Stephanie Connelly needed to shoot a 102 on Tuesday to qualify for the state tournament, so she couldn't get too worked up about it.
The last time Connelly shot over 100, she was a 4-foot-something 11-year-old. On Tuesday, the Northeast senior putted poorly and played, by her estimation, "so unbelievably bad." She then hobbled into the clubhouse with a 74 -- sneaking under the cut by 28 strokes.
Repetition makes routine, so winning has become downright commonplace for Connelly. She's won the Anne Arundel County title four years running; she's placed first in District 5 three times, including Tuesday; she's won two state championships.
The challenge of high school golf boils down to one tournament for Connelly: the state championship. It's the one event that's still exciting because it's the one event where others are capable of beating her.
"I guess I'm kind of used to doing this well, so it's not really as thrilling," said Connelly, who will play golf at Ohio State next year. "I just take it as something that's fun, kind of relaxing."
No other girl came within five strokes of Connelly at Eisenhower Golf Course on Tuesday. Christine Flack and Kelly Lynch of Severna Park were the closest, shooting an 80 and 81, respectively. Broadneck's Josh Peck shot a 76, the best score of any boy.
After his round, Centennial's Christopher Wellde, apparently unfamiliar with the Connelly mystique, looked at the scoreboard and said, to nobody in particular, "Wow! Some girl named Connelly shot a 74."
Connelly's reaction to her round was a little bit different: "That's the worst I've played," she said, "in a really long time."

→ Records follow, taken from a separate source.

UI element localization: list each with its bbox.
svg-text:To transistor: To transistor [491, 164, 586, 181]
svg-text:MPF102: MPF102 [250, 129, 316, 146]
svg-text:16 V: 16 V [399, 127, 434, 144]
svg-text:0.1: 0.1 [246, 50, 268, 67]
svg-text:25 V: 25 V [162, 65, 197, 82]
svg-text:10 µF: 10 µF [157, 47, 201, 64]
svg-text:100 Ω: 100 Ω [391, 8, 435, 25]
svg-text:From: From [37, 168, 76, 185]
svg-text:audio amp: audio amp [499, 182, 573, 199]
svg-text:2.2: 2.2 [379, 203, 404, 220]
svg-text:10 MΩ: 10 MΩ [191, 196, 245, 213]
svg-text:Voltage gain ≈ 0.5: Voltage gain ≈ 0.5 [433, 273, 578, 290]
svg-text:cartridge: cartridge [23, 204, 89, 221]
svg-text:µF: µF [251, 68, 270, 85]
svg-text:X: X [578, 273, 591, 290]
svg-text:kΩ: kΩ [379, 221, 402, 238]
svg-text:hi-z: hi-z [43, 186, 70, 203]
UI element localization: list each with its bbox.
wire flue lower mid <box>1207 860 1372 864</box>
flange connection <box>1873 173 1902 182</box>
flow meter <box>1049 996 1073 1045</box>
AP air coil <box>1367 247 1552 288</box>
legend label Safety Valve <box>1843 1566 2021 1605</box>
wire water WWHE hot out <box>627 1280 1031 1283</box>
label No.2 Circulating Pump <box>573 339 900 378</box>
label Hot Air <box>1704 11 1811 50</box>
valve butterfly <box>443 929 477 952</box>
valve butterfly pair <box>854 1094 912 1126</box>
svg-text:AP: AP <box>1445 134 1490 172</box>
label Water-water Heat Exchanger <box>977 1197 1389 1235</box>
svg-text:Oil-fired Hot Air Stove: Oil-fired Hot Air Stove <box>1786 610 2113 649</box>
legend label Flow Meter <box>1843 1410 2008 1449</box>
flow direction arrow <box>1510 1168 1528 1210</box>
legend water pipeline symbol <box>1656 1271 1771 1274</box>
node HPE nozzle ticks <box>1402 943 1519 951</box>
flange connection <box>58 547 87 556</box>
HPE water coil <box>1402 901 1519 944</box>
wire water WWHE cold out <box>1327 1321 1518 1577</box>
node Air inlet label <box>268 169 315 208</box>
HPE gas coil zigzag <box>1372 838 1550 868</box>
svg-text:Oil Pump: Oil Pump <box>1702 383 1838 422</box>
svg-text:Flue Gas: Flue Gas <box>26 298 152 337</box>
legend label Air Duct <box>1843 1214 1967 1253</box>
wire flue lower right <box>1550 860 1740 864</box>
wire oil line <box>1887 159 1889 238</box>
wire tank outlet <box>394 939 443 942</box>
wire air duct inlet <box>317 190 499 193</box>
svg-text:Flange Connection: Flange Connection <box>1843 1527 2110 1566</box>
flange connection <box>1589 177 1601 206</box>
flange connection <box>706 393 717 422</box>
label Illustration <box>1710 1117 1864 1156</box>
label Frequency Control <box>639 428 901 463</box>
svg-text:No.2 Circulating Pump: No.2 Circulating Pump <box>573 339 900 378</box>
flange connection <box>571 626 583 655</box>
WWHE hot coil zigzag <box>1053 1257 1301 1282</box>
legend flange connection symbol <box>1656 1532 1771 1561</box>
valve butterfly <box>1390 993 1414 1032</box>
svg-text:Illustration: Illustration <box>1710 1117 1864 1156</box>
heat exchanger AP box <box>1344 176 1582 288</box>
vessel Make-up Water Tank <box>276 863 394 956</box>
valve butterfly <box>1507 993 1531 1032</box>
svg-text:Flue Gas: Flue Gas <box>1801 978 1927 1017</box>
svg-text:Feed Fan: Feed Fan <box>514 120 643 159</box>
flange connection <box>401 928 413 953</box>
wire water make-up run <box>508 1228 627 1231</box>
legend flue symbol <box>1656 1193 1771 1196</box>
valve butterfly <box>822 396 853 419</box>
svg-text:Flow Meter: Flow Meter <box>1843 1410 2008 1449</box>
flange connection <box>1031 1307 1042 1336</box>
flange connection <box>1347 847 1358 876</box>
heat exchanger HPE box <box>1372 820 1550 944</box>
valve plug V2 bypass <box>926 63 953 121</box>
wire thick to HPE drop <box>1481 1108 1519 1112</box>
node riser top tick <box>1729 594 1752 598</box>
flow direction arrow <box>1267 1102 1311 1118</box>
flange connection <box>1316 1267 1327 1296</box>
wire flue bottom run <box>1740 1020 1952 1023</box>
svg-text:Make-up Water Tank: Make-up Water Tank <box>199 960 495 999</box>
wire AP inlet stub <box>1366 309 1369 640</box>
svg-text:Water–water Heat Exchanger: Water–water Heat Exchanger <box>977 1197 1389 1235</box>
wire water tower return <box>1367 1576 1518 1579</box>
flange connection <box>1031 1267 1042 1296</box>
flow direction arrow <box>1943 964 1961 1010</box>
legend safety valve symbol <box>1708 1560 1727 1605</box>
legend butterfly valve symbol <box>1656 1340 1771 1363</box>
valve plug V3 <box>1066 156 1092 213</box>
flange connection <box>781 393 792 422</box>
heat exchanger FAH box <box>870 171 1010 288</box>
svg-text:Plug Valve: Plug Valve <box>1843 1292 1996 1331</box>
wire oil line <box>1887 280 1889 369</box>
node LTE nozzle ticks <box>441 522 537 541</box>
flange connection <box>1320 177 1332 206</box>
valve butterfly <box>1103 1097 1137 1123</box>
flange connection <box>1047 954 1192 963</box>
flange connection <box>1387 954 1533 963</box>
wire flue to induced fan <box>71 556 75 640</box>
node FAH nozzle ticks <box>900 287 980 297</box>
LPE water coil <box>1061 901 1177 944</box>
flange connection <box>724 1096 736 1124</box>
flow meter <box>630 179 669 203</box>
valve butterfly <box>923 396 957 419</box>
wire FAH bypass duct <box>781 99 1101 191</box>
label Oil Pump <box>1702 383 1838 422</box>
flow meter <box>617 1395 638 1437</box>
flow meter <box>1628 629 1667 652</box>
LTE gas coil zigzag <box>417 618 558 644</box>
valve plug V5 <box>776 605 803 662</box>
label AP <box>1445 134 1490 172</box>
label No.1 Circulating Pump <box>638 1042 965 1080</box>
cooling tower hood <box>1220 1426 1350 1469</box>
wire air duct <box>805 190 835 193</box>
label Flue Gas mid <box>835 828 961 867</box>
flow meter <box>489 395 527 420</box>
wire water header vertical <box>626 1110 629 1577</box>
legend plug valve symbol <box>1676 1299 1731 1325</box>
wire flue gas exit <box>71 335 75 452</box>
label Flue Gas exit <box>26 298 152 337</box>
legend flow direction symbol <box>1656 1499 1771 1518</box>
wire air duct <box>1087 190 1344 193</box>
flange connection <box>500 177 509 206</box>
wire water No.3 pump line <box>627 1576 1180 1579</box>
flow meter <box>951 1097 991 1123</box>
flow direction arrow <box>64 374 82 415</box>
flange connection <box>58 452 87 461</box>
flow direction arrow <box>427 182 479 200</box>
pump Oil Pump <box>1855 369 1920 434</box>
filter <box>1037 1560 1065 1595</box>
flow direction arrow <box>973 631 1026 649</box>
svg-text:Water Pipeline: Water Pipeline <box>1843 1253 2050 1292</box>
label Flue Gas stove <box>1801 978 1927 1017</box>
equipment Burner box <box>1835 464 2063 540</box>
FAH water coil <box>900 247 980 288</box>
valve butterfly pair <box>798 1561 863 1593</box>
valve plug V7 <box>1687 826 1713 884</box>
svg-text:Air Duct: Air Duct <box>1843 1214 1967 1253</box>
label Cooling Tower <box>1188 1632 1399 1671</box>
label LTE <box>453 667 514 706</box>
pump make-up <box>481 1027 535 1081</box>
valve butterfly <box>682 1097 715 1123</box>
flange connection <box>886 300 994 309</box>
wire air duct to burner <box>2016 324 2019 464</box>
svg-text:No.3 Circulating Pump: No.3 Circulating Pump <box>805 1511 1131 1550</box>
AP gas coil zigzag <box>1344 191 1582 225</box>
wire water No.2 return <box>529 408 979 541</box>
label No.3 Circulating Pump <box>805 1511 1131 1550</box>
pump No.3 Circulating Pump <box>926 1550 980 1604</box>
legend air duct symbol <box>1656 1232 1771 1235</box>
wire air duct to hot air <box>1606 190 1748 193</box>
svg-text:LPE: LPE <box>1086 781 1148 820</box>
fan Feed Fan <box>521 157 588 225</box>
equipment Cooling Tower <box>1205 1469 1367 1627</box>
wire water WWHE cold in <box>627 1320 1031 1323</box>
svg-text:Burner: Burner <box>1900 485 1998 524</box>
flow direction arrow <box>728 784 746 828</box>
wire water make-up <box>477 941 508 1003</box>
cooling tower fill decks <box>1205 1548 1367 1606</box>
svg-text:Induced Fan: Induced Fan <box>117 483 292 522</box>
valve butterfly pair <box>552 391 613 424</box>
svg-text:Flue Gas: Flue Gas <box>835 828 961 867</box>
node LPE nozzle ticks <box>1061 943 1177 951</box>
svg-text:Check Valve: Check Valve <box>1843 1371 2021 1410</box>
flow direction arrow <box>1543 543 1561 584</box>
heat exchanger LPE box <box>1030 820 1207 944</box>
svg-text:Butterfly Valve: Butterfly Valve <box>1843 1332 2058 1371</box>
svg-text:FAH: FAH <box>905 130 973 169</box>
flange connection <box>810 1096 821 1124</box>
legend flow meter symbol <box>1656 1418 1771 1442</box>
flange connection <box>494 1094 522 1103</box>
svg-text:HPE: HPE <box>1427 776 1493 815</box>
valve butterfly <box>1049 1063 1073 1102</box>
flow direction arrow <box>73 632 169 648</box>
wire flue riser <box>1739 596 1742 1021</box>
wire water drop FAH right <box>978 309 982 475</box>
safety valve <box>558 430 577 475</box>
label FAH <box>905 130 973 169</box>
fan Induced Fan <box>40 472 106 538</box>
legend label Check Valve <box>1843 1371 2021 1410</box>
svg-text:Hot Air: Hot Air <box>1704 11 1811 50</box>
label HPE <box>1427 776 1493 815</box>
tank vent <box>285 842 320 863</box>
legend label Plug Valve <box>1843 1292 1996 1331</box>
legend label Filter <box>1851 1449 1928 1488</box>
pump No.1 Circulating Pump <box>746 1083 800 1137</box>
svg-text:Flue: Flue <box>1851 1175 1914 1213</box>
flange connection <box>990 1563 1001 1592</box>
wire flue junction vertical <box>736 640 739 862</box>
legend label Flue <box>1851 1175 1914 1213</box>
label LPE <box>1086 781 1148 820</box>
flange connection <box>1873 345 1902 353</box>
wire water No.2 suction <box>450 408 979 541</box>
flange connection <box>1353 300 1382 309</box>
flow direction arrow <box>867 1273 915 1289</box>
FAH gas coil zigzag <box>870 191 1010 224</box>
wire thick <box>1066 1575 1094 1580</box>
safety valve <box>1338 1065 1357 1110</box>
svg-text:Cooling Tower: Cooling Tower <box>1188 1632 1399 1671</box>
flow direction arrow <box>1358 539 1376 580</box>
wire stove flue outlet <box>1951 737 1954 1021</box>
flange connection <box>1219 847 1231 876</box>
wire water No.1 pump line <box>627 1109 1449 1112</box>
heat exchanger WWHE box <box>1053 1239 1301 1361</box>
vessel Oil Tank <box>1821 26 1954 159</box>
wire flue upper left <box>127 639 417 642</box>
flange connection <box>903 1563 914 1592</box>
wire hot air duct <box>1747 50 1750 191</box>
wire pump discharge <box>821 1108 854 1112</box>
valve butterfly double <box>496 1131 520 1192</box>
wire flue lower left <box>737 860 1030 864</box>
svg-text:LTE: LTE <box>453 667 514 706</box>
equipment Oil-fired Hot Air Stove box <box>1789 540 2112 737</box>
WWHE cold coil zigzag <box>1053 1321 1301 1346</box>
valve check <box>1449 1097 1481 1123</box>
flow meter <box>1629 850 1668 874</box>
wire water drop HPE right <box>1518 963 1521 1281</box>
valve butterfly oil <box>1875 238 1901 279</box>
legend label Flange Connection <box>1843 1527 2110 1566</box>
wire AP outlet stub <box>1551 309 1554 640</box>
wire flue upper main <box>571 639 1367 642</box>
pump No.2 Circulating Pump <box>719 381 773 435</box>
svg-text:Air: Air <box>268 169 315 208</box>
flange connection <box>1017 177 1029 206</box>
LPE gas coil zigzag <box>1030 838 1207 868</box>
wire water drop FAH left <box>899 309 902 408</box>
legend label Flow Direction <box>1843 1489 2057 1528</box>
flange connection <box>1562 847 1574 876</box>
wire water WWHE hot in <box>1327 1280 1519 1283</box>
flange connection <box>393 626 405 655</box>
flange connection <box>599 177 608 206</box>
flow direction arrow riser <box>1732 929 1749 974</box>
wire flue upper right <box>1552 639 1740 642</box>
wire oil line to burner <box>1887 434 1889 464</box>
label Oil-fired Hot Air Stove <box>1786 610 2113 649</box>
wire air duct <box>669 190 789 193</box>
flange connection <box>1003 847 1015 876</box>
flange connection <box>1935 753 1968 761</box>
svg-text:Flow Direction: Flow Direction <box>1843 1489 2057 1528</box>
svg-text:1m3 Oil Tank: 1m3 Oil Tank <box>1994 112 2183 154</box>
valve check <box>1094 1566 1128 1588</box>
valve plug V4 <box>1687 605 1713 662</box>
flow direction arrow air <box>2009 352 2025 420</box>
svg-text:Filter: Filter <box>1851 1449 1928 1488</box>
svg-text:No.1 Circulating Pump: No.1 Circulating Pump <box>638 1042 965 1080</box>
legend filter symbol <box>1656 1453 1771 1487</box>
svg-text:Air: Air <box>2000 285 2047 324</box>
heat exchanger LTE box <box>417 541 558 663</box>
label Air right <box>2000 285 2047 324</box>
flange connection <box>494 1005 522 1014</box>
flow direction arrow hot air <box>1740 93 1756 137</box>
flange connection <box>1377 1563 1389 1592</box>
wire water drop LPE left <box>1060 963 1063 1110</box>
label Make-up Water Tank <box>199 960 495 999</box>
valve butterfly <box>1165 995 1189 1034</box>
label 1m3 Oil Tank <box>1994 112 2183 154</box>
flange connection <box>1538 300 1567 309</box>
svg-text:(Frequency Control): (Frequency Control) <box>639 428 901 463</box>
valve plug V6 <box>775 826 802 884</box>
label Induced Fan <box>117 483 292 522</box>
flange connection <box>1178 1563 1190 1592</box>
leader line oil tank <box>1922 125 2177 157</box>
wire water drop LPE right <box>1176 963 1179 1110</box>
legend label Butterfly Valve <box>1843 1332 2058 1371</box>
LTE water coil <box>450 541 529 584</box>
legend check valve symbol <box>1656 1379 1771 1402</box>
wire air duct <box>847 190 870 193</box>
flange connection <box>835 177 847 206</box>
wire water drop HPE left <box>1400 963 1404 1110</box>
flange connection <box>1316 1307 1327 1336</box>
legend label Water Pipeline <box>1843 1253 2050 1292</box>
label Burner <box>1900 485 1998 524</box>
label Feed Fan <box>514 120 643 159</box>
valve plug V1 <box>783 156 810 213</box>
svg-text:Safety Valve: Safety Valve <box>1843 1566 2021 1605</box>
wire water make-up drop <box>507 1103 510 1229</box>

During the county tournament at Eisenhower a week earlier, Connelly shot an even-par 71 and still walked away unimpressed. After all, she'd shot even par at Eisenhower as a freshman. "I expect a little better," Connelly said then. "I hold myself to a different standard."
For most high schoolers -- even those who play at a top level -- golf is hobby. For Connelly, it's a lifestyle. A year-round, nationally ranked junior, she spends her days buried in golf.
It's up at 4 a.m. and over to the gym for an hour-long cardio workout. Five hours of school. Two afternoon hours at the driving range. One more hour on the putting green. One hour at the weight room. Finally, home.
"It's pretty all-consuming," Connelly said. "But I like it that way. It takes a lot of work to stay at this level."
"Watching her on the course is pretty unbelievable," said Severna Park's Mitch Van Zandt. "The thing is, you'll think she's not playing well, that she's hitting it all over the place, and then her score is like even par."
Typically, Connelly will go into the state championship as the favorite next week. She finished second last year to Great Mills senior Chrissy Gonzalez, a result that sticks out as the only disappointment -- the only meaningful defeat -- of her scholastic career.
"That last state championship, that's pretty important to me," Connelly said. "I want to go out on top."
So does Van Zandt, who thinks Severna Park will make a serious run at the team title. Severna Park dominated the county meet and tied with Broadneck at the district tournament. Van Zandt and Lynch are proven golfers who consistently shoot under 80. Brendan O'Brien, a senior, won the boys' county title.
"We have so many weapons," O'Brien said. "This team has a real chance to make a run. We might not have one person who will carry us, but we have a lot of people capable of shooting a low number. We know our goal. We want that championship."